David Nicholas Dempsey's sentence is one of the longest among hundreds of Capitol riot prosecutions. Prosecutors described him as one of the most violent members of the mob of Donald Trump supporters that attacked the Capitol as lawmakers met to certify Joe Biden's 2020 presidential election victory.
Dempsey, who is from Van Nuys, stomped on police officers' heads. He swung poles at officers defending a tunnel, struck an officer in the head with a metal crutch and attacked police with pepper spray and broken pieces of furniture, prosecutors said.
He climbed atop other rioters, using them like "human scaffolding" to reach officers guarding a tunnel entrance. He injured at least two police officers, prosecutors said.
"Your conduct on January 6th was exceptionally egregious," U.S. District Judge Royce Lamberth told Dempsey. "You did not get carried away in the moment."
Dempsey pleaded guilty in January to two counts of assaulting police officers with a dangerous weapon.
Only former Proud Boys leader Enrique Tarrio has received a longer sentence in the January 6 attack. Tarrio was sentenced to 22 years for orchestrating a plot to stop the peaceful transfer of power from Trump to Biden after the 2020 presidential election.
Dempsey called his conduct "reprehensible" and apologized to the police officers whom he assaulted. "You were performing your duties, and I responded with hostility and violence," he said before learning his sentence.
Justice Department prosecutors recommended a prison sentence of 21 years and 10 months for Dempsey, a former construction worker and fast-food restaurant employee. Dempsey's violence was so extreme that he attacked a fellow rioter who was trying to disarm him, prosecutors wrote.
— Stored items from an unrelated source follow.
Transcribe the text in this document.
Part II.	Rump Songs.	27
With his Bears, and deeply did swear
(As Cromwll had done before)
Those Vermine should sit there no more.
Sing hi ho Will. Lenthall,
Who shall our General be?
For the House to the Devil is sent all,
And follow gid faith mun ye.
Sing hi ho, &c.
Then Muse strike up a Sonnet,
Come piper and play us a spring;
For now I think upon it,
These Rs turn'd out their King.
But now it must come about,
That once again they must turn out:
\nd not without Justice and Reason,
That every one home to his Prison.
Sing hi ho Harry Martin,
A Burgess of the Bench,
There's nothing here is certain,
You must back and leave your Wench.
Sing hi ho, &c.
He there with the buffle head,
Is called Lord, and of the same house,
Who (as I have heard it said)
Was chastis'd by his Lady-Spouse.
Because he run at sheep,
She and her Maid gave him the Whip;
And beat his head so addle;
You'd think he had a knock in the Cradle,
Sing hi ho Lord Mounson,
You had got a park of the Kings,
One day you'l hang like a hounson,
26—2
"David Dempsey is political violence personified," Assistant U.S. Attorney Douglas Brasher told the judge.
Defense attorney Amy Collins, who sought a sentence of 6 years and six months, described the government's sentencing recommendation as "ridiculous."
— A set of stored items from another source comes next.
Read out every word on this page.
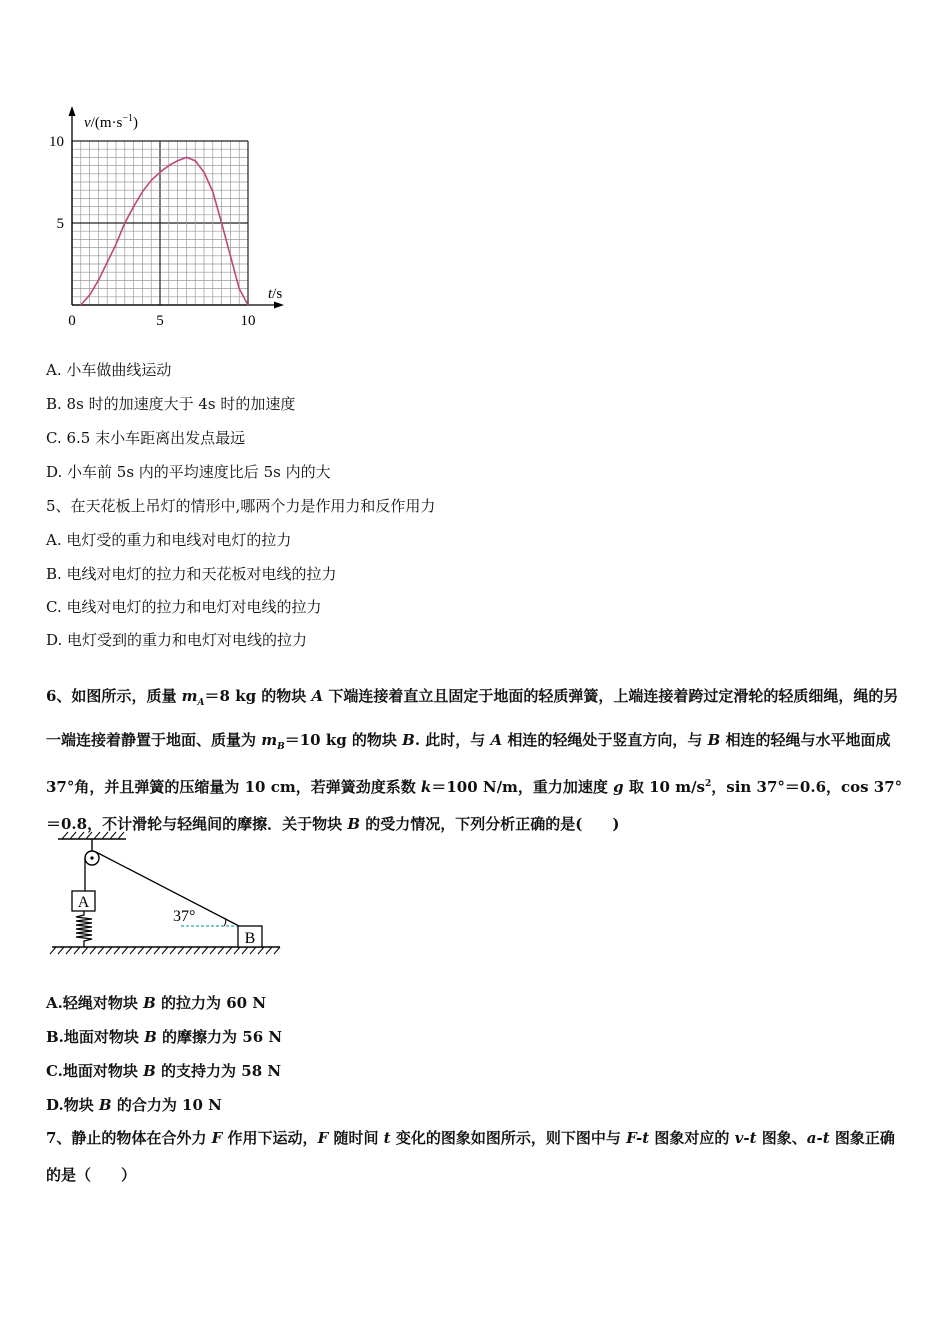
$v/(m\cdot s^{-1})$
t/s
0	5	10
5
10
A. 小车做曲线运动
B. 8s 时的加速度大于 4s 时的加速度
C. 6.5 末小车距离出发点最远
D. 小车前 5s 内的平均速度比后 5s 内的大
5、在天花板上吊灯的情形中,哪两个力是作用力和反作用力
A. 电灯受的重力和电线对电灯的拉力
B. 电线对电灯的拉力和天花板对电线的拉力
C. 电线对电灯的拉力和电灯对电线的拉力
D. 电灯受到的重力和电灯对电线的拉力
6、如图所示，质量 $m_A=8$ kg 的物块 A 下端连接着直立且固定于地面的轻质弹簧，上端连接着跨过定滑轮的轻质细绳，绳的另一端连接着静置于地面、质量为 $m_B=10$ kg 的物块 B. 此时，与 A 相连的轻绳处于竖直方向，与 B 相连的轻绳与水平地面成 37°角，并且弹簧的压缩量为 10 cm，若弹簧劲度系数 k＝100 N/m，重力加速度 g 取 10 $m/s^2$，sin 37°＝0.6，cos 37°＝0.8，不计滑轮与轻绳间的摩擦．关于物块 B 的受力情况，下列分析正确的是(　　)
A
37°
B
A.轻绳对物块 B 的拉力为 60 N
B.地面对物块 B 的摩擦力为 56 N
C.地面对物块 B 的支持力为 58 N
D.物块 B 的合力为 10 N
7、静止的物体在合外力 F 作用下运动，F 随时间 t 变化的图象如图所示，则下图中与 F-t 图象对应的 v-t 图象、a-t 图象正确的是（　　）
"It makes him a statistic," she said. "It doesn't consider the person he is, how much he has grown."
Dempsey was wearing a tactical vest, a helmet and an American flag gaiter covering his face when he attacked police at a tunnel leading to the Lower West Terrace doors. He shot pepper spray at Metropolitan Police Department Detective Phuson Nguyen just as another rioter yanked at the officer's gas mask, prosecutors wrote.
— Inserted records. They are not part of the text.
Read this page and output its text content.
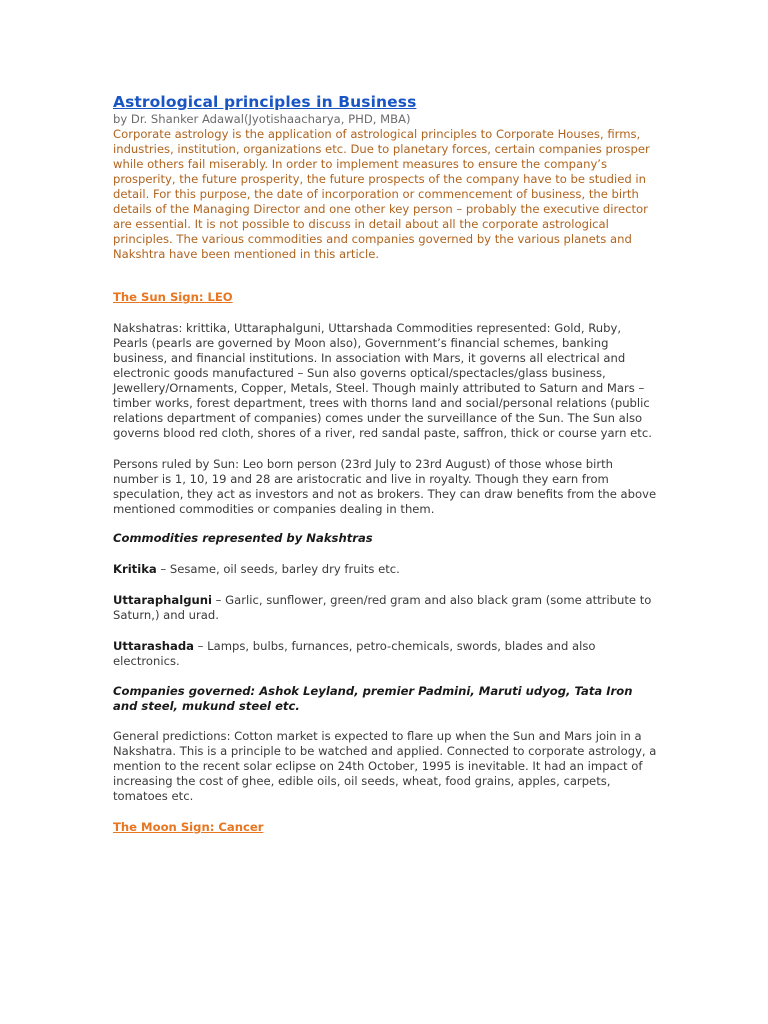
Astrological principles in Business

by Dr. Shanker Adawal(Jyotishaacharya, PHD, MBA)

Corporate astrology is the application of astrological principles to Corporate Houses, firms, industries, institution, organizations etc. Due to planetary forces, certain companies prosper while others fail miserably. In order to implement measures to ensure the company’s prosperity, the future prosperity, the future prospects of the company have to be studied in detail. For this purpose, the date of incorporation or commencement of business, the birth details of the Managing Director and one other key person – probably the executive director are essential. It is not possible to discuss in detail about all the corporate astrological principles. The various commodities and companies governed by the various planets and Nakshtra have been mentioned in this article.

The Sun Sign: LEO

Nakshatras: krittika, Uttaraphalguni, Uttarshada Commodities represented: Gold, Ruby, Pearls (pearls are governed by Moon also), Government’s financial schemes, banking business, and financial institutions. In association with Mars, it governs all electrical and electronic goods manufactured – Sun also governs optical/spectacles/glass business, Jewellery/Ornaments, Copper, Metals, Steel. Though mainly attributed to Saturn and Mars – timber works, forest department, trees with thorns land and social/personal relations (public relations department of companies) comes under the surveillance of the Sun. The Sun also governs blood red cloth, shores of a river, red sandal paste, saffron, thick or course yarn etc.

Persons ruled by Sun: Leo born person (23rd July to 23rd August) of those whose birth number is 1, 10, 19 and 28 are aristocratic and live in royalty. Though they earn from speculation, they act as investors and not as brokers. They can draw benefits from the above mentioned commodities or companies dealing in them.

Commodities represented by Nakshtras

Kritika – Sesame, oil seeds, barley dry fruits etc.

Uttaraphalguni – Garlic, sunflower, green/red gram and also black gram (some attribute to Saturn,) and urad.

Uttarashada – Lamps, bulbs, furnances, petro-chemicals, swords, blades and also electronics.

Companies governed: Ashok Leyland, premier Padmini, Maruti udyog, Tata Iron and steel, mukund steel etc.

General predictions: Cotton market is expected to flare up when the Sun and Mars join in a Nakshatra. This is a principle to be watched and applied. Connected to corporate astrology, a mention to the recent solar eclipse on 24th October, 1995 is inevitable. It had an impact of increasing the cost of ghee, edible oils, oil seeds, wheat, food grains, apples, carpets, tomatoes etc.

The Moon Sign: Cancer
"The searing spray burned Detective Nguyen's lungs, throat, eyes, and face and left him gasping for breath, fearing he might lose consciousness and be overwhelmed by the mob," they wrote.
Dempsey then struck MPD Sergeant Jason Mastony in the head with a metal crutch, cracking the shield on his gas mask and cutting his head.
"I collapsed and caught myself against the wall as my ears rang. I was able to stand again and hold the line for a few more minutes until another assault by rioters pushed the police line back away from the threshold of the tunnel," Mastony said in a statement submitted to the court.
Dempsey has been jailed since his arrest in August 2021.
His criminal record in California includes convictions for burglary, theft and assault. The assault conviction stemmed from an October 2019 gathering near the Santa Monica Pier, where Dempsey attacked people peacefully demonstrating against then-President Trump, prosecutors said.
"The peaceful protest turned violent as Dempsey took a canister of bear spray from his pants and dispersed it at close range against several protesters," they wrote, noting that Dempsey was sentenced to 200 days of jail time.
Dempsey engaged in at least three other acts of "vicious political violence" that didn't lead to criminal charges "for various reasons," according to prosecutors. They said Dempsey struck a counterprotester over the head with a skateboard at a June 2019 rally in Los Angeles, used the same skateboard to assault someone at an August 2020 protest in Tujunga, California, and attacked a protester with pepper spray and a metal bat during an August 2020 protest in Beverly Hills, California.
More than 1,400 people have been charged with January 6-related federal crimes. Over 900 of them have been convicted and sentenced, with roughly two-thirds receiving terms of imprisonment ranging from a few days to Tarrio's 22 years.